In post-1945 Germany the collapse of both the political order and the weltanschauung of many people as well as the erroneously blaming of  legal positivism for the helplessness of German lawyers in the face of the dictatorship, led to a short Renaissance of natural law and thus philosophy of law in its most ambitious form. Papers on topics such as "Law and Time" were written and the increasing scepticism in other countries and other academic subjects concerning excessive metaphysical requirements was overlooked, a scepticism which spread to the substantive law academics within law.

In the late 60’s, the 70’s and 80’s this natural law intellectual flight of fancy was followed by disillusionment and a veering off to the other extreme. With approximately 20 to 30 years delay many oriented themselves towards the positivistic ideal which was en vogue in the Anglo-Saxon sphere (especially among those German-speaking emigrants such as Wittgenstein, Carnap, Kelsen and Popper) in the 30’s, 40’s and 50’s. If one did not completely limit oneself to inquiries into valid law, then one now pursued legal theory, legal norms theory, legal logic, language analysis, rhetoric, argumentation theory, term analysis, and legal sociology. The philosophy of law ought to be replaced by legal theory and legal sociology. Others engaged only in the historical aspects and dedicated themselves to the interpretation of classical authors of legal philosophy. This development began almost exactly at that point in time when the doubtfulness of the clean separation of descriptive and normative language as well as language analysis as the foundation of all thinking was recognised in the Anglo-Saxon tradition and the move in the opposite direction towards a topic oriented practical philosophy and ethics began. political philosophy in particular experienced a renaissance in the Anglo-Saxon world at the end of the 60’s and beginning of the 70’s and is linked with names such as Rawls, Nozick and Dworkin. While many professional philosophers in Germany have recognised the consequences of this new development little notice has been taken among lawyers. This, one would almost like to say "typically German", to-ing and fro-ing between excessively high standards and complete rejection of philosophy of law paired with great disillusionment has negatively affected its acceptance among colleagues concerned with substantive law.

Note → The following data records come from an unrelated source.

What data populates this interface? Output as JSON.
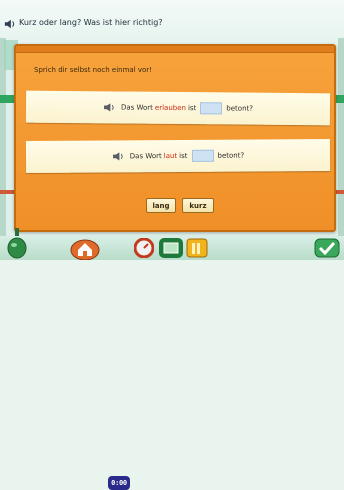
{
  "header": {
    "title": "Kurz oder lang? Was ist hier richtig?",
    "speaker_icon": "speaker-icon"
  },
  "dialog": {
    "instruction": "Sprich dir selbst noch einmal vor!",
    "sentences": [
      {
        "prefix": "Das Wort",
        "word": "erlauben",
        "middle": "ist",
        "suffix": "betont?"
      },
      {
        "prefix": "Das Wort",
        "word": "laut",
        "middle": "ist",
        "suffix": "betont?"
      }
    ],
    "buttons": {
      "lang": "lang",
      "kurz": "kurz"
    }
  },
  "toolbar": {
    "clock": "0:00",
    "icons": [
      "potion-icon",
      "home-icon",
      "clock-icon",
      "gauge-icon",
      "stack-icon",
      "folder-icon",
      "check-icon"
    ]
  },
  "colors": {
    "dialog": "#f39a31",
    "strip": "#fdf6d8",
    "highlight_word": "#cc2b14",
    "gap": "#cfe2f3"
  }
}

(1) "Natural law" is used to denote the view that there exist "super-positive" "natural" norms which man-made laws orientate themselves towards.

(2) On the development of the term "philosophy of law" see Dietmar von der Pfordten "Die Entwicklung des Begriffs "Rechtsphilosophie" vom 17. Bis zum Anfang des 19. Jahrhunderts" in "Archiv für Begriffsgeschichte" 41, (1999) pp 151-161

(3) "Legal positivism" is used to denote the view that beyond the positive law created by humans there is no measure of justice.